POD (Probability of Detection) is the probability (shown by the shaded region under the probability density) that a signal, (\(\hat{a}\), “ahat”) will be larger than the decision threshold, \(\hat{a}_{decision}\).  The inset shows POD plotted on the same size axis as the
“\(\hat{a} \space \textit{vs} \space a\)” line.  Note the correspondences  at POD = 0.1, 0.5, and 0.9 with the respective shaded probability densities.

Reality is Random:

The solid black line is defined as truth.  In reality the truth would be unknown and is to be inferred from the behavior of the data.

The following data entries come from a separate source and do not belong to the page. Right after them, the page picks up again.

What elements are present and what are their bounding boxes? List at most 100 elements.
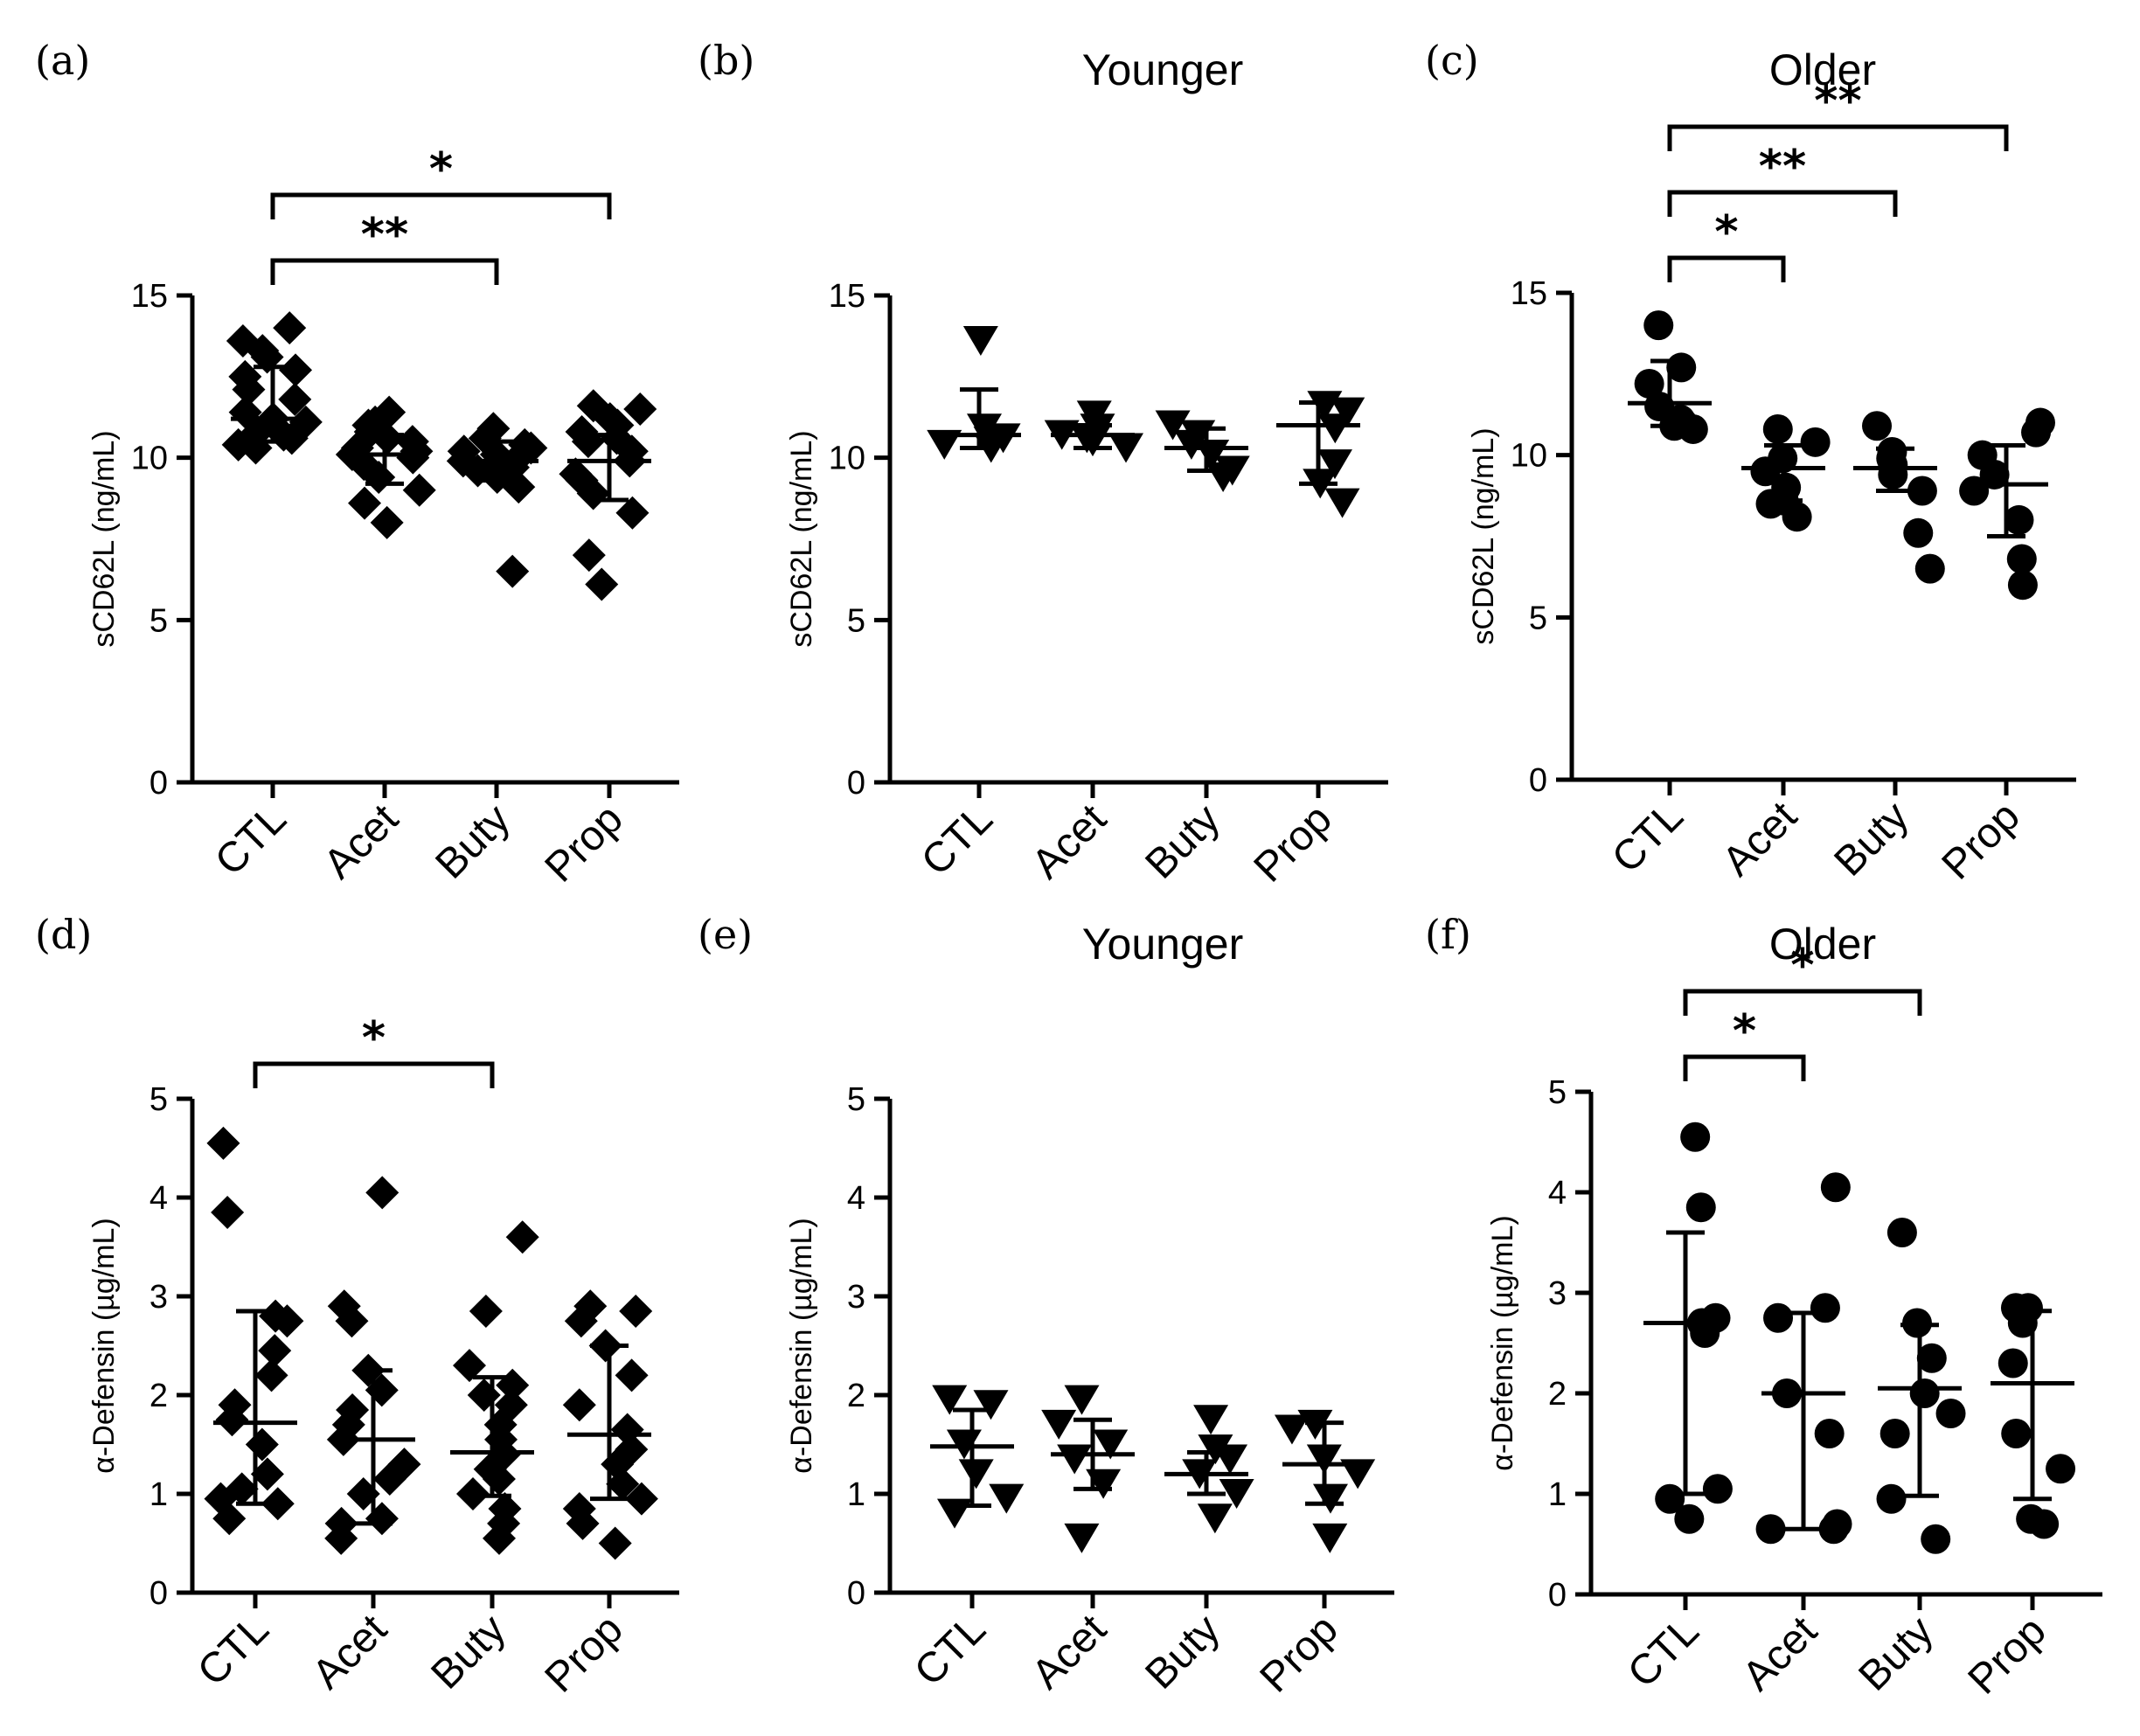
y-tick-label: 1 (847, 1476, 865, 1513)
data-point (1093, 1429, 1129, 1460)
y-tick-label: 0 (847, 765, 865, 802)
data-point (2004, 504, 2034, 535)
significance-label: * (1714, 206, 1738, 259)
data-point (370, 505, 404, 539)
data-point (1198, 1434, 1233, 1465)
data-point (402, 473, 436, 507)
data-point (989, 1483, 1025, 1514)
data-point (562, 1388, 596, 1422)
y-tick-label: 5 (1529, 600, 1547, 636)
data-point (1340, 1459, 1376, 1489)
series-prop (559, 389, 657, 601)
data-point (2046, 1454, 2076, 1484)
data-point (1998, 1348, 2028, 1378)
x-tick-label: Buty (422, 1606, 514, 1698)
data-point (278, 382, 312, 416)
panel-title: Older (1769, 45, 1876, 94)
panel-title: Older (1769, 920, 1876, 969)
data-point (1193, 1405, 1229, 1435)
series-ctl (204, 1126, 304, 1536)
y-tick-label: 2 (1548, 1376, 1567, 1413)
significance-bracket (1667, 124, 2009, 151)
data-point (619, 1294, 653, 1328)
data-point (564, 1304, 598, 1338)
data-point (331, 1407, 365, 1441)
x-tick-label: Prop (1246, 795, 1341, 891)
panel-title: Younger (1082, 920, 1243, 969)
y-axis-label: sCD62L (ng/mL) (785, 430, 818, 647)
data-point (1685, 1192, 1716, 1223)
data-point (1057, 1444, 1093, 1475)
y-tick-label: 0 (149, 1575, 168, 1612)
significance-label: * (1790, 940, 1814, 992)
data-point (623, 392, 657, 426)
y-tick-label: 3 (1548, 1275, 1567, 1312)
data-point (1680, 1121, 1711, 1152)
panel-label: (c) (1425, 37, 1479, 84)
significance-bracket (1667, 190, 1898, 217)
data-point (335, 1304, 369, 1338)
series-acet (324, 1176, 421, 1555)
data-point (1762, 413, 1793, 444)
significance-label: * (1733, 1005, 1756, 1058)
data-point (261, 1487, 295, 1521)
series-ctl (1643, 1121, 1733, 1534)
data-point (598, 1526, 632, 1560)
y-tick-label: 5 (1548, 1074, 1567, 1111)
chart-panel: (f) Older 0 1 2 3 4 5 α-Defensin (µg/mL) CTL Acet B… (1425, 911, 2102, 1703)
y-tick-label: 1 (149, 1476, 168, 1513)
data-point (1690, 1318, 1720, 1348)
data-point (932, 1385, 968, 1415)
data-point (324, 1521, 358, 1555)
chart-panel: (d) 0 1 2 3 4 5 α-Defensin (µg/mL) CTL Acet Buty Pr… (35, 911, 679, 1701)
data-point (606, 1467, 640, 1501)
data-point (395, 425, 429, 459)
y-tick-label: 2 (149, 1378, 168, 1414)
chart-panel: (e) Younger 0 1 2 3 4 5 α-Defensin (µg/mL) CTL Ace… (698, 911, 1394, 1701)
y-tick-label: 5 (847, 602, 865, 639)
y-tick-label: 5 (149, 602, 168, 639)
data-point (593, 402, 627, 436)
data-point (258, 1334, 292, 1368)
y-tick-label: 0 (149, 765, 168, 802)
significance-label: * (362, 1012, 386, 1065)
y-tick-label: 0 (1529, 762, 1547, 799)
x-tick-label: CTL (189, 1606, 278, 1695)
y-tick-label: 1 (1548, 1476, 1567, 1513)
data-point (270, 1304, 304, 1338)
significance-bracket (270, 258, 499, 285)
data-point (1886, 1218, 1917, 1247)
data-point (254, 1358, 288, 1392)
data-point (1312, 1523, 1348, 1553)
data-point (1800, 427, 1831, 457)
data-point (279, 353, 313, 387)
data-point (1909, 1378, 1940, 1408)
data-point (973, 1390, 1009, 1420)
x-tick-label: Buty (1136, 795, 1228, 887)
series-ctl (1628, 310, 1712, 444)
y-axis-label: α-Defensin (µg/mL) (785, 1218, 818, 1473)
x-tick-label: Prop (1252, 1606, 1347, 1701)
panel-label: (b) (698, 37, 754, 84)
significance-label: ** (361, 209, 408, 261)
data-point (566, 1506, 600, 1540)
data-point (505, 1220, 539, 1254)
y-axis-label: α-Defensin (µg/mL) (1486, 1215, 1519, 1470)
data-point (348, 486, 382, 520)
series-buty (1853, 411, 1945, 584)
data-point (1935, 1399, 1966, 1428)
data-point (1324, 488, 1360, 518)
x-tick-label: Buty (1136, 1606, 1228, 1698)
y-tick-label: 15 (1511, 275, 1547, 312)
data-point (1810, 1293, 1840, 1323)
data-point (624, 1482, 658, 1516)
x-tick-label: Prop (537, 795, 632, 891)
data-point (2007, 1308, 2038, 1338)
y-axis-label: sCD62L (ng/mL) (87, 430, 121, 647)
data-point (1655, 1483, 1685, 1514)
data-point (1064, 1523, 1100, 1553)
y-tick-label: 3 (847, 1279, 865, 1316)
series-buty (1164, 1405, 1254, 1534)
panel-label: (f) (1425, 911, 1471, 958)
series-prop (1991, 1293, 2076, 1539)
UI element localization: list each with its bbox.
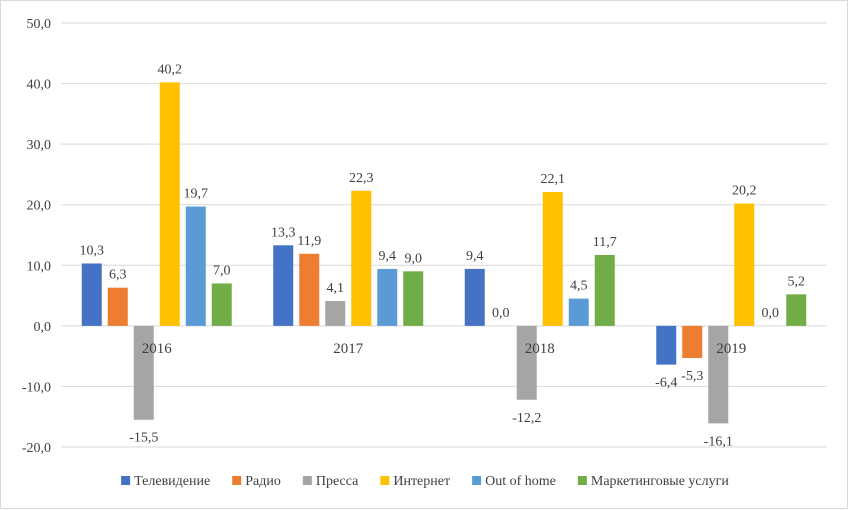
bars xyxy=(81,82,807,424)
data-label: 4,5 xyxy=(570,279,588,294)
data-label: 19,7 xyxy=(184,187,209,202)
data-label: 10,3 xyxy=(80,243,105,258)
legend-swatch xyxy=(472,476,482,485)
data-label: 9,4 xyxy=(466,249,484,264)
data-label: 22,3 xyxy=(349,171,374,186)
y-tick-label: 10,0 xyxy=(27,259,52,274)
bar-2017-0 xyxy=(273,245,294,326)
bar-2017-1 xyxy=(299,253,320,326)
data-label: 0,0 xyxy=(492,306,510,321)
legend-label: Маркетинговые услуги xyxy=(591,474,729,489)
data-label: 0,0 xyxy=(762,306,780,321)
category-label: 2018 xyxy=(525,341,555,357)
bar-2016-3 xyxy=(159,82,180,326)
data-label: 9,4 xyxy=(379,249,397,264)
bar-2017-5 xyxy=(403,271,424,326)
y-tick-label: 20,0 xyxy=(27,199,52,214)
legend-swatch xyxy=(232,476,242,485)
data-label: -16,1 xyxy=(704,434,733,449)
y-tick-label: 50,0 xyxy=(27,17,52,32)
category-label: 2019 xyxy=(716,341,746,357)
category-label: 2016 xyxy=(142,341,173,357)
y-tick-label: 30,0 xyxy=(27,138,52,153)
data-label: 40,2 xyxy=(158,62,183,77)
bar-2019-1 xyxy=(682,325,703,358)
legend-item: Пресса xyxy=(302,474,359,489)
y-tick-label: 40,0 xyxy=(27,78,52,93)
legend-label: Пресса xyxy=(316,474,359,489)
data-label: 9,0 xyxy=(405,251,423,266)
legend-item: Телевидение xyxy=(121,474,210,489)
legend-item: Out of home xyxy=(472,474,556,489)
bar-2017-4 xyxy=(377,268,398,326)
bar-2019-5 xyxy=(786,294,807,326)
legend-swatch xyxy=(380,476,390,485)
bar-2016-0 xyxy=(81,263,102,326)
bar-2018-5 xyxy=(594,254,615,326)
legend-swatch xyxy=(302,476,312,485)
data-label: 22,1 xyxy=(541,172,566,187)
bar-2019-0 xyxy=(656,325,677,365)
category-label: 2017 xyxy=(333,341,364,357)
legend-label: Out of home xyxy=(485,474,556,489)
data-label: 5,2 xyxy=(788,274,806,289)
legend-label: Телевидение xyxy=(134,474,210,489)
bar-2017-2 xyxy=(325,301,346,326)
bar-2016-1 xyxy=(107,287,128,326)
y-tick-label: 0,0 xyxy=(34,320,52,335)
bar-2019-2 xyxy=(708,325,729,424)
bar-2016-5 xyxy=(211,283,232,326)
data-label: -6,4 xyxy=(655,376,677,391)
bar-2018-0 xyxy=(464,268,485,326)
bar-2018-2 xyxy=(516,325,537,400)
bar-2016-2 xyxy=(133,325,154,420)
data-label: 20,2 xyxy=(732,184,757,199)
y-tick-label: -10,0 xyxy=(22,380,51,395)
data-label: 6,3 xyxy=(109,268,127,283)
legend-swatch xyxy=(121,476,131,485)
legend-item: Маркетинговые услуги xyxy=(577,474,729,489)
data-label: 11,7 xyxy=(593,235,617,250)
data-label: 13,3 xyxy=(271,225,296,240)
legend-swatch xyxy=(577,476,587,485)
data-label: -5,3 xyxy=(681,369,703,384)
legend-item: Радио xyxy=(232,474,281,489)
bar-2016-4 xyxy=(185,206,206,326)
data-label: 11,9 xyxy=(297,234,321,249)
data-label: 7,0 xyxy=(213,263,231,278)
legend-item: Интернет xyxy=(380,474,450,489)
bar-2018-4 xyxy=(568,298,589,326)
data-labels: 10,3 6,3 -15,5 40,2 19,7 7,0 13,311,9 4,1 22,3 9,… xyxy=(80,62,806,449)
legend: Телевидение Радио Пресса Интернет Out of hom… xyxy=(121,474,729,489)
bar-2017-3 xyxy=(351,190,372,326)
data-label: -15,5 xyxy=(129,431,158,446)
y-axis-ticks: 50,0 40,0 30,0 20,0 10,0 0,0 -10,0 -20,0 xyxy=(22,17,51,456)
legend-label: Интернет xyxy=(393,474,450,489)
legend-label: Радио xyxy=(245,474,281,489)
bar-2018-3 xyxy=(542,191,563,326)
data-label: 4,1 xyxy=(327,281,345,296)
y-tick-label: -20,0 xyxy=(22,441,51,456)
data-label: -12,2 xyxy=(512,411,541,426)
category-labels: 2016 2017 2018 2019 xyxy=(142,341,747,357)
bar-2019-3 xyxy=(734,203,755,326)
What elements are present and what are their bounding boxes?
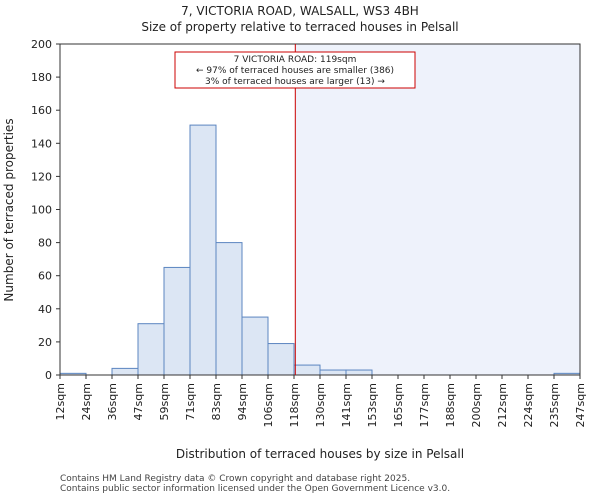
y-tick-label: 0	[45, 369, 52, 382]
bar-94sqm	[241, 316, 269, 376]
bar-141sqm	[345, 369, 373, 376]
bar-47sqm	[137, 323, 165, 376]
bar-83sqm	[215, 242, 243, 376]
x-tick-label: 59sqm	[158, 383, 171, 420]
y-tick-label: 20	[38, 336, 52, 349]
bar-59sqm	[163, 266, 191, 376]
chart-title-line-2: Size of property relative to terraced ho…	[141, 20, 458, 34]
x-tick-label: 71sqm	[184, 383, 197, 420]
x-tick-label: 200sqm	[470, 383, 483, 427]
x-axis: 12sqm 24sqm 36sqm 47sqm 59sqm 71sqm 83sqm 94sqm…	[54, 375, 587, 427]
x-tick-label: 235sqm	[548, 383, 561, 427]
x-tick-label: 153sqm	[366, 383, 379, 427]
y-axis-label: Number of terraced properties	[2, 118, 16, 301]
y-tick-label: 160	[31, 104, 52, 117]
footer-line-2: Contains public sector information licen…	[60, 484, 451, 494]
y-tick-label: 40	[38, 303, 52, 316]
y-tick-label: 100	[31, 204, 52, 217]
y-tick-label: 140	[31, 137, 52, 150]
larger-properties-region	[295, 44, 580, 375]
x-tick-label: 94sqm	[236, 383, 249, 420]
annotation-box: 7 VICTORIA ROAD: 119sqm ← 97% of terrace…	[174, 51, 416, 89]
x-tick-label: 188sqm	[444, 383, 457, 427]
x-tick-label: 130sqm	[314, 383, 327, 427]
y-tick-label: 60	[38, 270, 52, 283]
bar-118sqm	[293, 364, 321, 376]
y-tick-label: 200	[31, 38, 52, 51]
bars-group	[59, 124, 581, 376]
y-tick-label: 80	[38, 237, 52, 250]
footer-line-1: Contains HM Land Registry data © Crown c…	[60, 474, 411, 484]
bar-106sqm	[267, 343, 295, 376]
x-tick-label: 36sqm	[106, 383, 119, 420]
bar-71sqm	[189, 124, 217, 376]
x-tick-label: 177sqm	[418, 383, 431, 427]
shaded-region	[295, 44, 580, 375]
x-tick-label: 212sqm	[496, 383, 509, 427]
x-tick-label: 247sqm	[574, 383, 587, 427]
x-tick-label: 12sqm	[54, 383, 67, 420]
x-tick-label: 83sqm	[210, 383, 223, 420]
annotation-line-2: ← 97% of terraced houses are smaller (38…	[196, 66, 394, 76]
x-tick-label: 165sqm	[392, 383, 405, 427]
y-axis: 0 20 40 60 80 100 120 140 160 180 200	[31, 38, 60, 382]
x-axis-label: Distribution of terraced houses by size …	[176, 447, 464, 461]
chart-title-line-1: 7, VICTORIA ROAD, WALSALL, WS3 4BH	[181, 4, 419, 18]
bar-36sqm	[111, 367, 139, 376]
annotation-line-3: 3% of terraced houses are larger (13) →	[205, 77, 385, 87]
x-tick-label: 141sqm	[340, 383, 353, 427]
x-tick-label: 24sqm	[80, 383, 93, 420]
plot-frame	[59, 43, 581, 376]
x-tick-label: 47sqm	[132, 383, 145, 420]
y-tick-label: 180	[31, 71, 52, 84]
bar-130sqm	[319, 369, 347, 376]
annotation-line-1: 7 VICTORIA ROAD: 119sqm	[234, 55, 357, 65]
x-tick-label: 106sqm	[262, 383, 275, 427]
x-tick-label: 224sqm	[522, 383, 535, 427]
x-tick-label: 118sqm	[288, 383, 301, 427]
footer: Contains HM Land Registry data © Crown c…	[60, 474, 450, 494]
y-tick-label: 120	[31, 170, 52, 183]
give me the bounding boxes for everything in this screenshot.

The solid black “data” points are observations of signal responses for a given size, generated by adding a random Gaussian error to the “true” response at a give size, \(a\).  Sometimes the data are “censored.”  Censored observations are shown as open symbols.

The figure sequentially presents ten random samples of n=30 and illustrates the magnitude of variability due only to chance.


The “data” (30 \(a, \space \hat{a}\) pairs) are generated and a censored regression is performed to produce the most likely model to have given rise to those observations.  That’s the blue line.  Also shown are the confidence bounds and prediction bounds (inner and outer dotted lines, respectively.)  Sometimes the blue line (the model) is very close to the “truth.”  But sometimes it isn’t, as can be seen from another random sample.

In reality we only get to see ONE collection of data, and from that must estimate the most likely model for the unseen and unknown and unknowable “truth,”  and produce its confidence bound that includes the true a90 at least 95 times in every 100 similar experiments (were we to run the other 99 experiments, which we cannot).